Aryan Singh Rathore is a cultural reset in a medium so mercenary that it refuses to ever disturb the status quo with respect to gender, caste, or religion. It is not to say that this particular story does not impinge upon the formulaic hyperreal tropes of the daily soap; it has its fair share of camp and the ridiculous, which make it entertaining. In a medium so wary of change and based upon addictive consumption, Aryan Singh Rathore is a breath of fresh air wherein Khan excels in expressing so much through stoicism.

Seeing Aryan selflessly love Imlie even as she regressed and progressed to break the cycle of abuse gave me hope in a time when I was trying to gather any semblance of sanity for myself.

Aryan is flawed as we all are; whenever he regresses and whenever his walk does not match his talk, he recognises his folly, accepts it, and rectifies it. How easy it is for romance to turn masculine trauma into masculine rage and for the heroine to be reduced into a vessel for such anger à la the Kabir Singhs, Ranjhanaas, and Arnav Singh Raizadas of the world? Aryan’s few acts of selfishness are met with Imlie’s equally enduring opposition as well as true self-negation on his part.

In Aryan, Imlie grows and heals.
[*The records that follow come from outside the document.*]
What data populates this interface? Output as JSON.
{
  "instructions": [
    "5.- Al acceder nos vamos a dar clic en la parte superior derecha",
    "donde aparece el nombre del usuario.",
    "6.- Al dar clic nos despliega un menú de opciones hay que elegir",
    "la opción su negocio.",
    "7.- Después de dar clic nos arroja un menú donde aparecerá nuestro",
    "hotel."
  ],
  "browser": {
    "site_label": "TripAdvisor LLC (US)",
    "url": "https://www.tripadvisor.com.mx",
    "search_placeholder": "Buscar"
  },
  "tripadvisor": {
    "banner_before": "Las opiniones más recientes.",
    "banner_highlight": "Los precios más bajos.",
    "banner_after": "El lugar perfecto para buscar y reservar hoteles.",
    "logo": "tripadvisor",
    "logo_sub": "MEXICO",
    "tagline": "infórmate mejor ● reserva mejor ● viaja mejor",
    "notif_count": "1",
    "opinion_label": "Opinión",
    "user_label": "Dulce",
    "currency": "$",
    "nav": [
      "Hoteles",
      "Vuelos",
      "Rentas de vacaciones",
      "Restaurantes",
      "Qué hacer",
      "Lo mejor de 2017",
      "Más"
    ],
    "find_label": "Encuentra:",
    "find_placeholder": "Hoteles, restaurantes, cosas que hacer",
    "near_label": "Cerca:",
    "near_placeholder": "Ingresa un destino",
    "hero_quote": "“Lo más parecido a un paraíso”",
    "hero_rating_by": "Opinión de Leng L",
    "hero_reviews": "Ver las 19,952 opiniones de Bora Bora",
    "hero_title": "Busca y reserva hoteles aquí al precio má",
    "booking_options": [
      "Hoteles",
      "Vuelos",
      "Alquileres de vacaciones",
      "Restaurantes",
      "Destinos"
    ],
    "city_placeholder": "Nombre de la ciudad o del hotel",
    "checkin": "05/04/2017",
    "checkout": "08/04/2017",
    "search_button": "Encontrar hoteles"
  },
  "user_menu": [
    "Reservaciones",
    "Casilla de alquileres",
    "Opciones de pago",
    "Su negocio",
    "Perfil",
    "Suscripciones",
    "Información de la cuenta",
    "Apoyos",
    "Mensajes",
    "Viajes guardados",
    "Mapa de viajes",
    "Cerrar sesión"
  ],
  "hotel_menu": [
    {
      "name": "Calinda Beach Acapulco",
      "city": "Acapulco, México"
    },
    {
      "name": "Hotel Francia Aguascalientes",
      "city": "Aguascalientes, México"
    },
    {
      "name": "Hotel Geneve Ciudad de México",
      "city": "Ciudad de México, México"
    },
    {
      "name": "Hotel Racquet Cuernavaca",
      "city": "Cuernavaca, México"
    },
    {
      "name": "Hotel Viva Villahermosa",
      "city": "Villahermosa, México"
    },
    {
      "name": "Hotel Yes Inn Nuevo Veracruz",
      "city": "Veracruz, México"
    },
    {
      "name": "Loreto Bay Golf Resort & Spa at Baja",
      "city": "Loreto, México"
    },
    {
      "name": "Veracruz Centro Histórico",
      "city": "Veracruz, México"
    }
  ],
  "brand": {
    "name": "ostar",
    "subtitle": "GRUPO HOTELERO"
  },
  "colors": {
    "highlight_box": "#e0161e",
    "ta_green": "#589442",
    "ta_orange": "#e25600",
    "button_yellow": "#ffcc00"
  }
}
In Aryan, Imlie learns to recognise gaslighting; to demand better from herself and for herself — and so do the billions of women who watch the show. Who might just be faceless, mindless piggybanks for the producers and Star Plus.

4 Lions Films supposedly intends to wrap up Aryan and Imlie’s story without any happiness or togetherness for them. The message almost seems to be ‘sucks to be divorced and fall in love, poor you.’ The show will suffer from the loss of any modicum of progressiveness it might have had and two brilliant actors.

Back to the stories of witches in a country where women still get lynched for alleged witchcraft, then!

But, in Aryan, I could heal. But seeing Aryan and Imlie move on from their trauma and play Holi, compelled me to go out and celebrate the festival. Aryan Singh Rathore and Imlie are irreplaceable.